Dalam sebuah pertandingan olahraga,
tentunya ada pemenang dan juga ada pihak yang kalah. Dalam pertandingan
tersebut yang dijunjung tinggi adalah sebuah profesionalitas pada
pihak-pihak yang bermain. Hal ini dikarenakan
tentunya ada saja bumbu-bumbu dalam sebuah pertandingan, entah ada pihak yang
salah baik secara sengaja maupun tidak sengaja, berbuat curang, berbuat kasar kepada pihak lawan. Hal ini berakibat pada
hukuman yang diberikan dari seorang pengadil di arena pertandingan.

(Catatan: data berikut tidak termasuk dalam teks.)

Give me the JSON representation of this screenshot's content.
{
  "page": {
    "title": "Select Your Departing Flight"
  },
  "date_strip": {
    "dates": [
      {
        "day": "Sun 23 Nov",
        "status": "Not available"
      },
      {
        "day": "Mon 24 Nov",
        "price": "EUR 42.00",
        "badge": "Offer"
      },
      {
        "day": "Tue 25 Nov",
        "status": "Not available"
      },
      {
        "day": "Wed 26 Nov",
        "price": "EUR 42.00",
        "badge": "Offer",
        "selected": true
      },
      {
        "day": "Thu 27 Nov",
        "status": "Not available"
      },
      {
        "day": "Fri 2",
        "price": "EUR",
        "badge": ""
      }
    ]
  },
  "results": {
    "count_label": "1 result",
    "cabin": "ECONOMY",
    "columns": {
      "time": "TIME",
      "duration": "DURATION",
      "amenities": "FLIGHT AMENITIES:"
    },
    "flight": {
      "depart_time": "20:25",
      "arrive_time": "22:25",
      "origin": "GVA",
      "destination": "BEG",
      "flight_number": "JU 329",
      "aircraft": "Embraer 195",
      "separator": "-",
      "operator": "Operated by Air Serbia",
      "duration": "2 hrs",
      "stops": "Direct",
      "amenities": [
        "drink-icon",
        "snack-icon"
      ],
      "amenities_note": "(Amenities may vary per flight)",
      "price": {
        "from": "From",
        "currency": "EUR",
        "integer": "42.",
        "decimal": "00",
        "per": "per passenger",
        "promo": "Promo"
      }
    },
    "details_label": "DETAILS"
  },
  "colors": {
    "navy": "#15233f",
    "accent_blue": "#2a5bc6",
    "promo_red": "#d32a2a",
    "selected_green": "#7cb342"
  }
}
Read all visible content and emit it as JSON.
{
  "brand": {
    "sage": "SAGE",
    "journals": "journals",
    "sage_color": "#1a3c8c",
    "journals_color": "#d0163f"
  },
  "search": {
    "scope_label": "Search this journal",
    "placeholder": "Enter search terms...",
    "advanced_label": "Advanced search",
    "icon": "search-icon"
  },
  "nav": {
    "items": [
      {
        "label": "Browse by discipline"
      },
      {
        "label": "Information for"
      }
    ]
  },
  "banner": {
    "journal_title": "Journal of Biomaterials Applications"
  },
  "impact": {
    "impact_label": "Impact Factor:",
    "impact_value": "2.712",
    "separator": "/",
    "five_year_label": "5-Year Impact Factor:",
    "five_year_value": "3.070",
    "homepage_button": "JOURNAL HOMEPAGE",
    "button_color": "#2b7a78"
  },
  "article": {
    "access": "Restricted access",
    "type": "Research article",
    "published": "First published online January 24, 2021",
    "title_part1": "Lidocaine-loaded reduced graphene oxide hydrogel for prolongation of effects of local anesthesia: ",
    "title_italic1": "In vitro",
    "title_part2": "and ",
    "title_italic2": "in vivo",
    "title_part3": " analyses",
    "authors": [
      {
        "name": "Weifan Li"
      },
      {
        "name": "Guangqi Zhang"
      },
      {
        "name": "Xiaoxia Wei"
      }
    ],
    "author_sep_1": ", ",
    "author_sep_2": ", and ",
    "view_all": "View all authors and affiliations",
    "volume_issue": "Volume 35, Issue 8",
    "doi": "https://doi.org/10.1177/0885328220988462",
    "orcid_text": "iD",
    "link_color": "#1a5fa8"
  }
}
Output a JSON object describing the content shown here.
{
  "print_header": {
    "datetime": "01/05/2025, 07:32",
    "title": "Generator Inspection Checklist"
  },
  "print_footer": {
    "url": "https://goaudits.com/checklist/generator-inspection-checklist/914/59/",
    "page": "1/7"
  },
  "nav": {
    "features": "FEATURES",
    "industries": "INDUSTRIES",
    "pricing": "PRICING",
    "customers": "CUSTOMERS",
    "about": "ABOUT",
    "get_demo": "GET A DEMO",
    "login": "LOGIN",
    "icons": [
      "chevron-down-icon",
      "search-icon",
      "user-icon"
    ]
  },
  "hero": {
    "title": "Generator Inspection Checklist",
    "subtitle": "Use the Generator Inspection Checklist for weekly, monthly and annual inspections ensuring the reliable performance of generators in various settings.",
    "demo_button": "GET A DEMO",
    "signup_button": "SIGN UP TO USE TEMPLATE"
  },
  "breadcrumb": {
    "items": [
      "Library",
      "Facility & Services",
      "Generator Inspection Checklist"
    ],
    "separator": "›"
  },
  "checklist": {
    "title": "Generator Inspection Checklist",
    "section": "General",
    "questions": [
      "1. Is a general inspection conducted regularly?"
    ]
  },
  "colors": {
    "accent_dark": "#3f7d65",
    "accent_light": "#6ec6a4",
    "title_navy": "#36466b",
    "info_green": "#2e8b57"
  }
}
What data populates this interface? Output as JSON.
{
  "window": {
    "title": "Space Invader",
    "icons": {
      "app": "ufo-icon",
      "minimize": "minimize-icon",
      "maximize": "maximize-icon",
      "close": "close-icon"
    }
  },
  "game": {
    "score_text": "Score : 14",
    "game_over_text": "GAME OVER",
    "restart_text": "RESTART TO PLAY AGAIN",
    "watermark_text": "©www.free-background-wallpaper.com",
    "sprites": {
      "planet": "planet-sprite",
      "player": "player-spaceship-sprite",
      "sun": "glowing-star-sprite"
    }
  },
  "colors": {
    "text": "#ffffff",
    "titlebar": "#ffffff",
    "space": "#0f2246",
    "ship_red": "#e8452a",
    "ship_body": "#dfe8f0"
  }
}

Misalnya saja kita ambil contoh ialah
pertandingan sepakbola, yang mana sering terjadinya pelanggaran yang berakibat
hukuman pelanggaran. Di mana pesepakbola yang kedapatan melakukan pelanggaran
akan dihukum sesuai tingkat pelanggaran yang ia lakukan. Pelanggaran ringan
mungkin hanya akan berakibat mendapat teguran dari wasit, adapun pelanggaran
sedang tentu akan diganjar kartu kuning, sedangkan pelanggaran berat akan
mengakibatkan wasit menghadiahi kartu merah kepada pesepakbola. Bahkan perihal
kartu merah sudah mafhum terjadi pada Tim Nasional Sepakbola Indonesia U-22 di
ajang Sea GAMES 2017 lalu, di mana tim asuhan Luis Milla mendapat hukuman kartu
merah yaitu pada diri Hanif Sjahbandi, dan Asnawi Mangkualam sehingga timnas
mengalami kerugian bahkan kegagalan di SEA GAMES 2017 (hanya menempati juara 3
dari target juara 1).
Berbicara soal kartu yang baru-baru ini tengah
disorot ialah bukan kartu OK-OTRIP- nya Anies-Sandi, melainkan kartu kuning
yang dilayangkan Ketua BEM UI Zaadit Taqwa kepada Presiden Republik Indonesia
Joko Widodo. Dengan beraninya Zaadit mengangkat kartu di khalayak ketika Jokowi
berpidato di acara Dies Natalies UI ke-68 tahun. Pada akhirnya ia didesak
keluar oleh aparat setempat, dan kini beritanya menjadi heboh (padahal menurut
saya itu hal yang wajar).
Kartu kuning merupakan kartu peringatan
pertama yang dilayangkan seseorang pengadil kepada pihak yang bermain. Bagi
negara demokrasi, kekuasaan tertinggi berada di tangan rakyat dan rakyat berhak
menjadi pengadil, sedangkan pihak yang bermain menjalankan pemerintahan ialah
para pejabat tinggi negara dan ketika pejabat negara salah, maka wajar rakyat
menegurnya, entah melalui DPR-nya atau bahkan hingga mereka turun ke jalan
(aksi demonstrasi, bahkan hingga berjilid-jilid).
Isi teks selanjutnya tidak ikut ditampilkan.